The ‘70s-set film centers on Gary Valentine (Cooper Hoffman), a 15-year-old whose self-confidence and ambitions are not commensurate with his age. He meets Alana (Alana Haim), a 25-year-old photographer’s assistant, at the beginning of the film on school picture day, and almost right away he develops a major crush on her.
Gary is an actor/entrepreneur whose agent mom (Mary Elizabeth Ellis) provides only scant supervision. Gary soon convinces Alana to be everything from a chaperone on an acting trip to a coworker in a startup waterbed business, all the while hoping against hope that she will give in to his age-inappropriate romantic desires.
The film, whose name derives from a defunct L.A. record shop chain that is strangely not referenced in the story, is weird yet approachable. Why exactly Gary has his hands in so many different pies and how he has the means to do so is never fully explained, but he’s such an affable and charming character that it’s easy to follow him wherever he wants to go.
Likewise, Alana is someone whose wanderlust takes her in many different directions, including a fling with one of Gary’s co-stars, Lance (Skyler Gisondo) and a stint as a volunteer in the mayoral campaign of Joel Wachs (Benny Safdie). Even when you’re questioning her decisions, she remains someone for whom it’s easy to root.
Even for Anderson, the goal of the film is a bit of a mystery. Gary and Alana’s various adventures seemingly have no point, but they also intersect with some real-life figures, including Wachs (an L.A. city councilman who first ran for mayor in 1973) and Jon Peters (Bradley Cooper), a hairdresser-turned-producer who was in a relationship with Barbara Streisand from 1973 to 1982.

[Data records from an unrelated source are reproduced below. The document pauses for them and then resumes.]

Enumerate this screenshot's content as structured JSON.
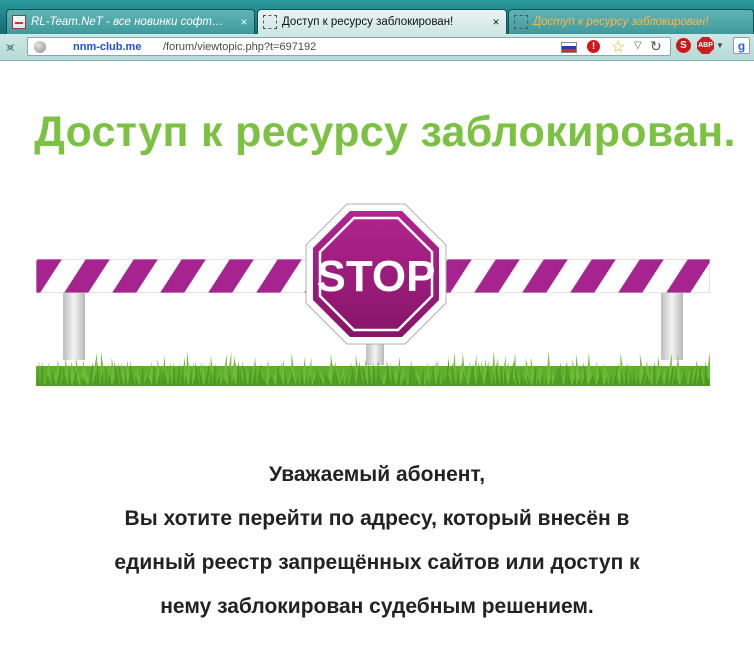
{
  "browser": {
    "tabs": [
      {
        "title": "RL-Team.NeT - все новинки софт…",
        "active": false,
        "favicon": "rl-team-favicon"
      },
      {
        "title": "Доступ к ресурсу заблокирован!",
        "active": true,
        "favicon": "blank-page-icon"
      },
      {
        "title": "Доступ к ресурсу заблокирован!",
        "active": false,
        "favicon": "blank-page-icon"
      }
    ],
    "close_glyph": "×",
    "address": {
      "domain": "nnm-club.me",
      "path": "/forum/viewtopic.php?t=697192"
    },
    "extensions": {
      "abp_label": "ABP",
      "google_label": "g",
      "warning_label": "!",
      "stop_label": "S"
    }
  },
  "page": {
    "heading": "Доступ к ресурсу заблокирован.",
    "stop_sign_text": "STOP",
    "message_lines": [
      "Уважаемый абонент,",
      "Вы хотите перейти по адресу, который внесён в",
      "единый реестр запрещённых сайтов или доступ к",
      "нему заблокирован судебным решением."
    ]
  },
  "colors": {
    "heading": "#7cc242",
    "stop_sign": "#9b1b7e",
    "barrier_stripe": "#a7238f",
    "grass": "#5fae2e"
  }
}
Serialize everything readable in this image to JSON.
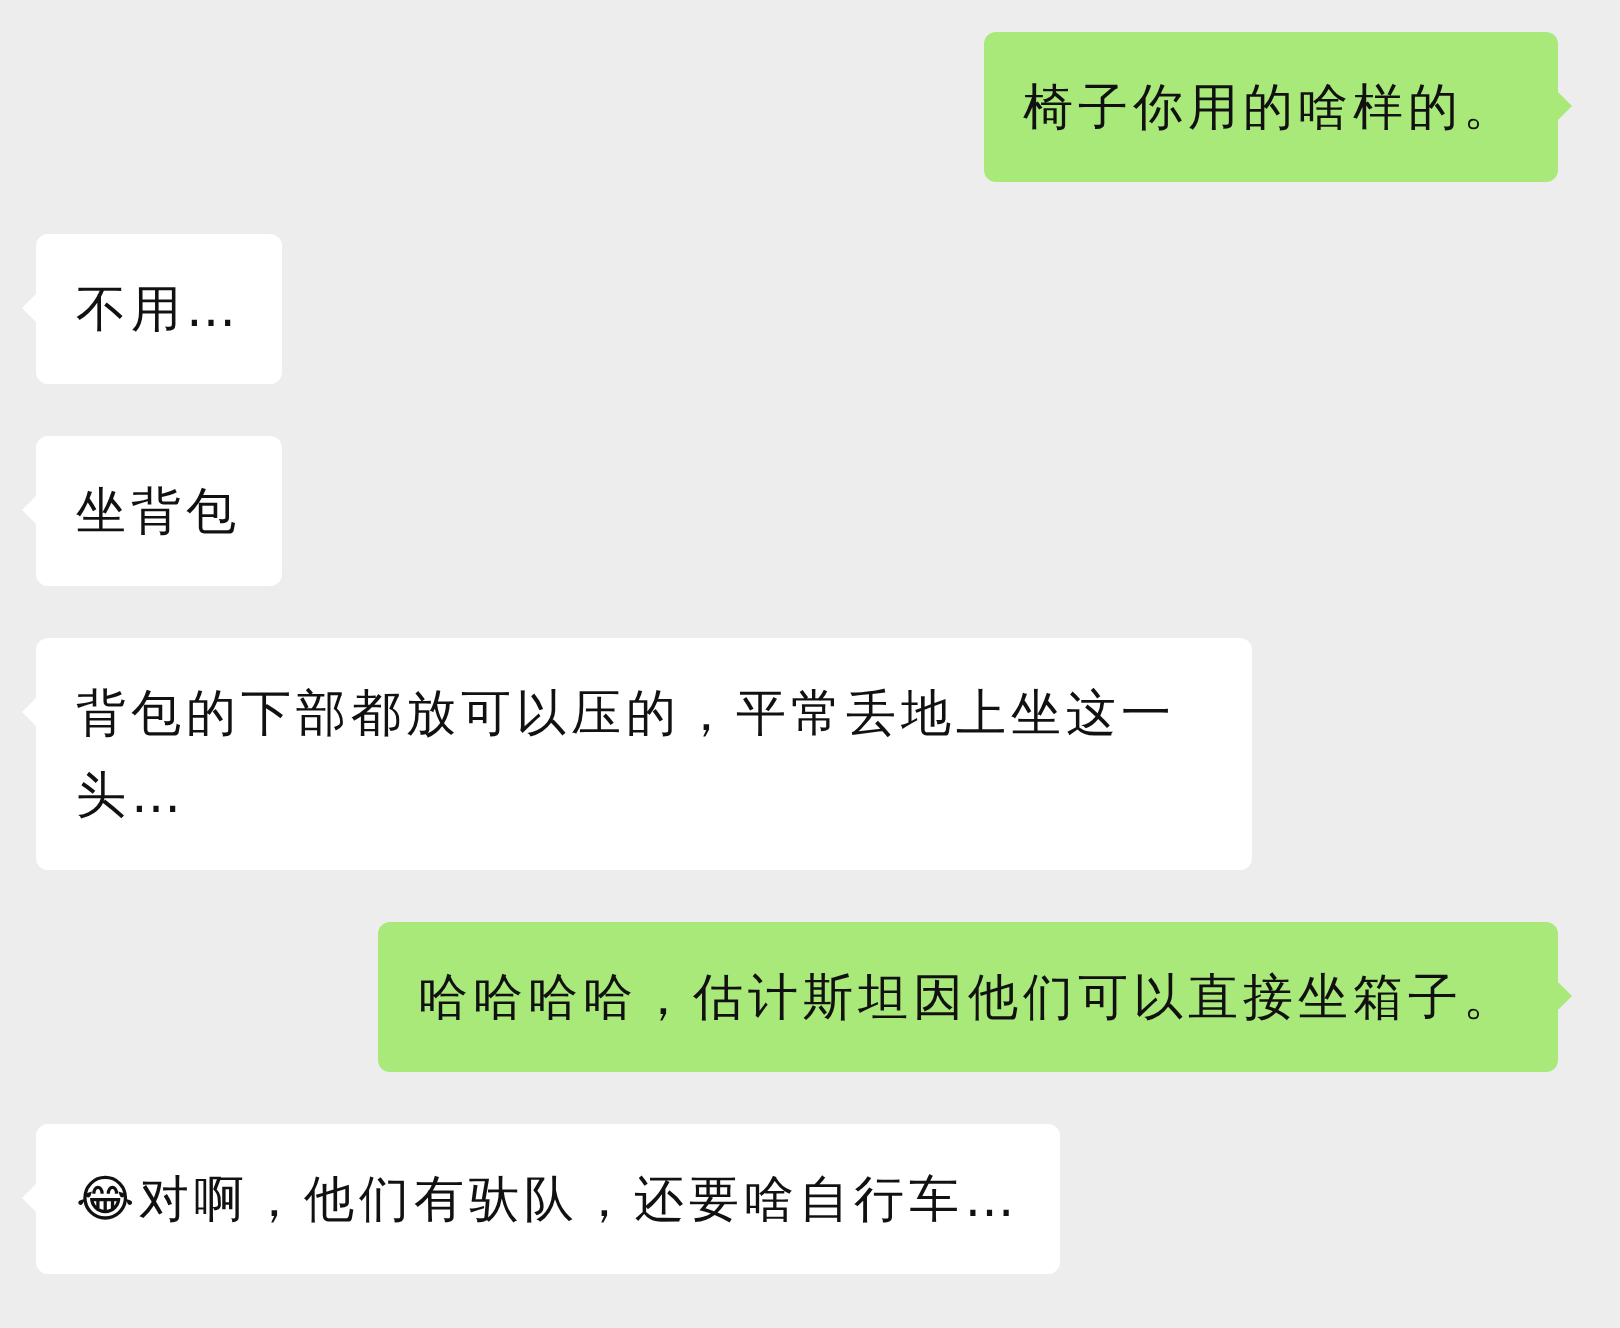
{
  "messages": [
    {
      "kind": "sent",
      "text": "椅子你用的啥样的。"
    },
    {
      "kind": "received",
      "text": "不用…"
    },
    {
      "kind": "received",
      "text": "坐背包"
    },
    {
      "kind": "received",
      "text": "背包的下部都放可以压的，平常丢地上坐这一头…"
    },
    {
      "kind": "sent",
      "text": "哈哈哈哈，估计斯坦因他们可以直接坐箱子。"
    },
    {
      "kind": "received",
      "text": "😂对啊，他们有驮队，还要啥自行车…"
    }
  ]
}
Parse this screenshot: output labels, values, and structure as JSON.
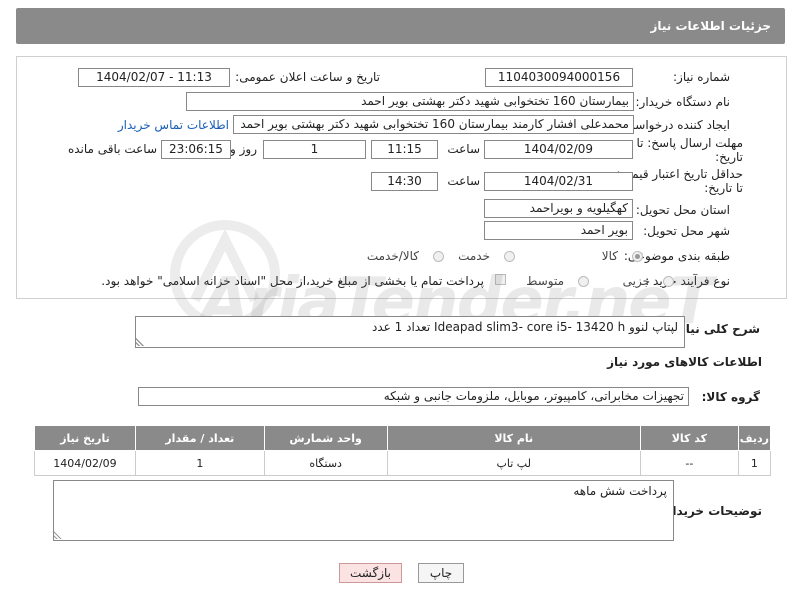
{
  "header": {
    "title": "جزئیات اطلاعات نیاز"
  },
  "form": {
    "need_number_label": "شماره نیاز:",
    "need_number": "1104030094000156",
    "announce_label": "تاریخ و ساعت اعلان عمومی:",
    "announce_value": "1404/02/07 - 11:13",
    "buyer_org_label": "نام دستگاه خریدار:",
    "buyer_org": "بیمارستان 160 تختخوابی شهید دکتر بهشتی بویر احمد",
    "requester_label": "ایجاد کننده درخواست:",
    "requester": "محمدعلی افشار کارمند بیمارستان 160 تختخوابی شهید دکتر بهشتی بویر احمد",
    "contact_link": "اطلاعات تماس خریدار",
    "deadline_label_1": "مهلت ارسال پاسخ: تا",
    "deadline_label_2": "تاریخ:",
    "deadline_date": "1404/02/09",
    "time_label": "ساعت",
    "deadline_time": "11:15",
    "days_value": "1",
    "days_label": "روز و",
    "remaining_time": "23:06:15",
    "remaining_label": "ساعت باقی مانده",
    "min_validity_label_1": "حداقل تاریخ اعتبار قیمت:",
    "min_validity_label_2": "تا تاریخ:",
    "validity_date": "1404/02/31",
    "validity_time": "14:30",
    "province_label": "استان محل تحویل:",
    "province": "کهگیلویه و بویراحمد",
    "city_label": "شهر محل تحویل:",
    "city": "بویر احمد",
    "category_label": "طبقه بندی موضوعی:",
    "category_options": [
      "کالا",
      "خدمت",
      "کالا/خدمت"
    ],
    "process_label": "نوع فرآیند خرید :",
    "process_options": [
      "جزیی",
      "متوسط"
    ],
    "payment_note": "پرداخت تمام یا بخشی از مبلغ خرید،از محل \"اسناد خزانه اسلامی\" خواهد بود."
  },
  "description": {
    "label": "شرح کلی نیاز:",
    "text": "لپتاپ لنوو  Ideapad slim3- core i5- 13420 h  تعداد 1 عدد"
  },
  "goods_info_title": "اطلاعات کالاهای مورد نیاز",
  "goods_group": {
    "label": "گروه کالا:",
    "value": "تجهیزات مخابراتی، کامپیوتر، موبایل، ملزومات جانبی و شبکه"
  },
  "table": {
    "headers": [
      "ردیف",
      "کد کالا",
      "نام کالا",
      "واحد شمارش",
      "تعداد / مقدار",
      "تاریخ نیاز"
    ],
    "rows": [
      [
        "1",
        "--",
        "لپ تاپ",
        "دستگاه",
        "1",
        "1404/02/09"
      ]
    ]
  },
  "buyer_notes": {
    "label": "توضیحات خریدار:",
    "text": "پرداخت شش ماهه"
  },
  "buttons": {
    "print": "چاپ",
    "back": "بازگشت"
  },
  "watermark": "AriaTender.neT"
}
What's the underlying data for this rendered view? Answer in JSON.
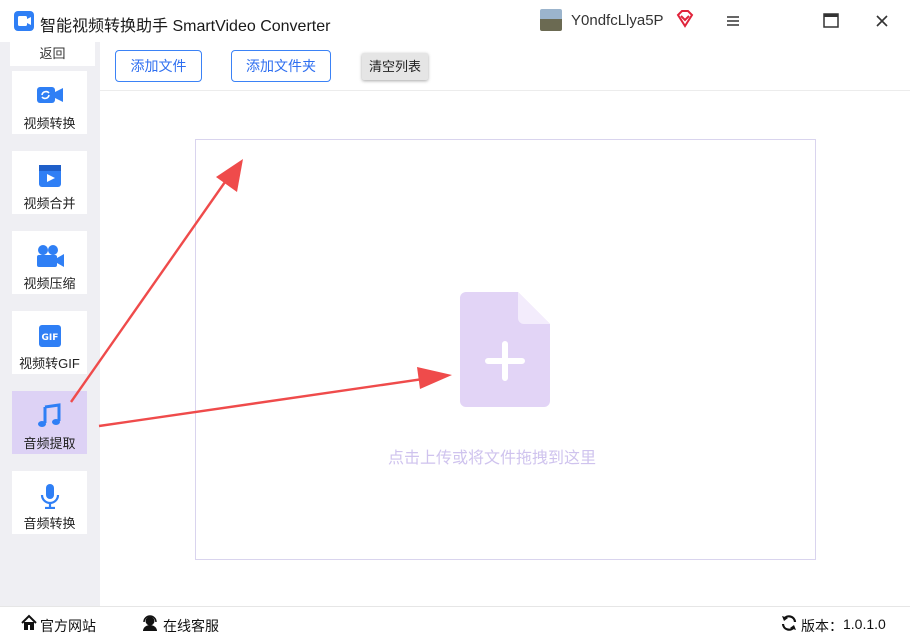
{
  "window": {
    "title": "智能视频转换助手 SmartVideo Converter",
    "username": "Y0ndfcLlya5P",
    "icons": [
      "app-logo-icon",
      "vip-diamond-icon",
      "menu-icon",
      "maximize-icon",
      "close-icon"
    ]
  },
  "sidebar": {
    "back_label": "返回",
    "items": [
      {
        "label": "视频转换",
        "icon": "video-convert-icon"
      },
      {
        "label": "视频合并",
        "icon": "video-merge-icon"
      },
      {
        "label": "视频压缩",
        "icon": "video-compress-icon"
      },
      {
        "label": "视频转GIF",
        "icon": "gif-icon"
      },
      {
        "label": "音频提取",
        "icon": "music-note-icon",
        "active": true
      },
      {
        "label": "音频转换",
        "icon": "microphone-icon"
      }
    ]
  },
  "toolbar": {
    "add_file": "添加文件",
    "add_folder": "添加文件夹",
    "clear_list": "清空列表"
  },
  "dropzone": {
    "hint": "点击上传或将文件拖拽到这里",
    "icon": "add-file-icon"
  },
  "statusbar": {
    "website": "官方网站",
    "support": "在线客服",
    "version_label": "版本：",
    "version": "1.0.1.0"
  },
  "colors": {
    "accent": "#2f7ff5",
    "active_nav": "#ddd2f5",
    "drop_icon": "#e2d4f6",
    "annotation_arrow": "#ef4b4b"
  }
}
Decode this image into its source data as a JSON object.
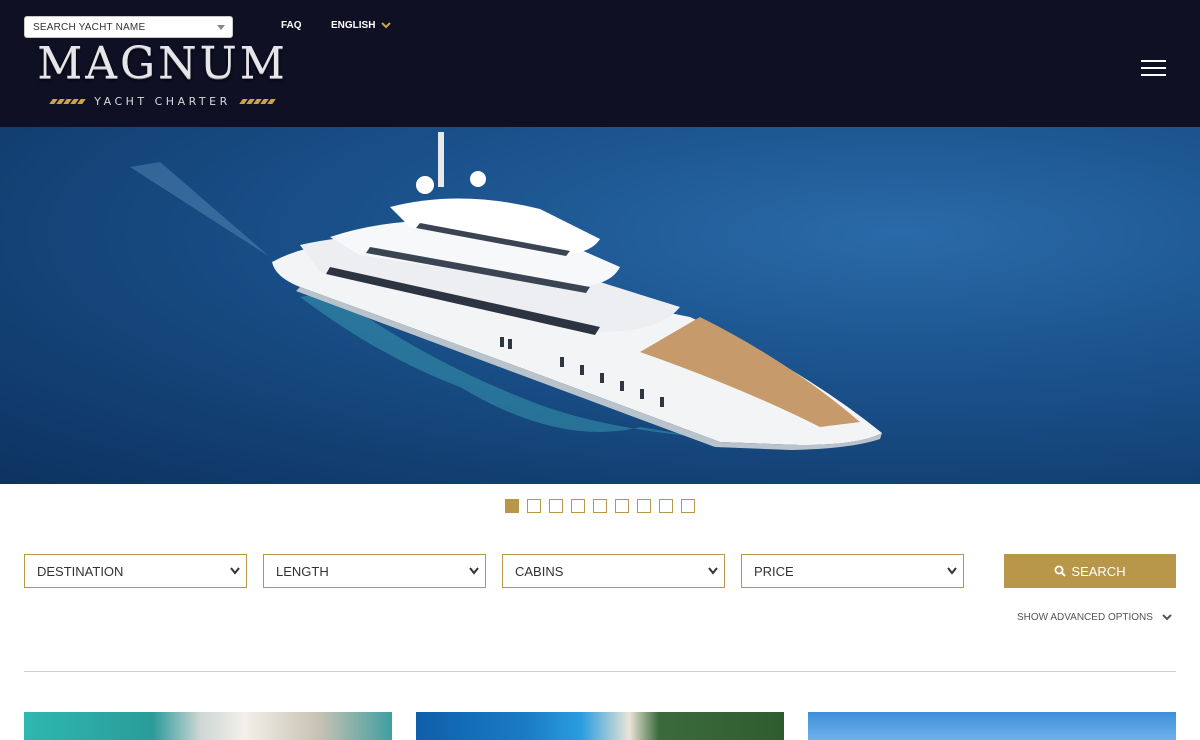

Almost as interesting as the film is the actors Anderson chose to include. The casting of Haim may seem odd until you look at Anderson’s filmography and realize he’s directed no fewer than nine music videos for Haim, the pop rock band featuring Alana and her sisters (who, along with their parents, play Alana’s family in the film).
He also seems to have a thing for Hollywood families, as the film features Hoffman (son of the late Philip Seymour Hoffman), two of Steven Spielberg’s daughters, and Leonardo DiCaprio’s father. That’s not to mention cameos by Maya Rudolph (Anderson’s wife), Sean Penn, Tom Waits, John C. Reilly, and, in an oddly racist role, John Michael Higgins.
Licorice Pizza comes off as more of a lark than most of Anderson’s films, but because he has a unique approach to filmmaking, it’s also more interesting than maybe it has a right to be. It’s a coming-of-age story as only Anderson can tell it, one that fits right in with the rest of his filmography.
Licorice Pizza is now playing in theaters.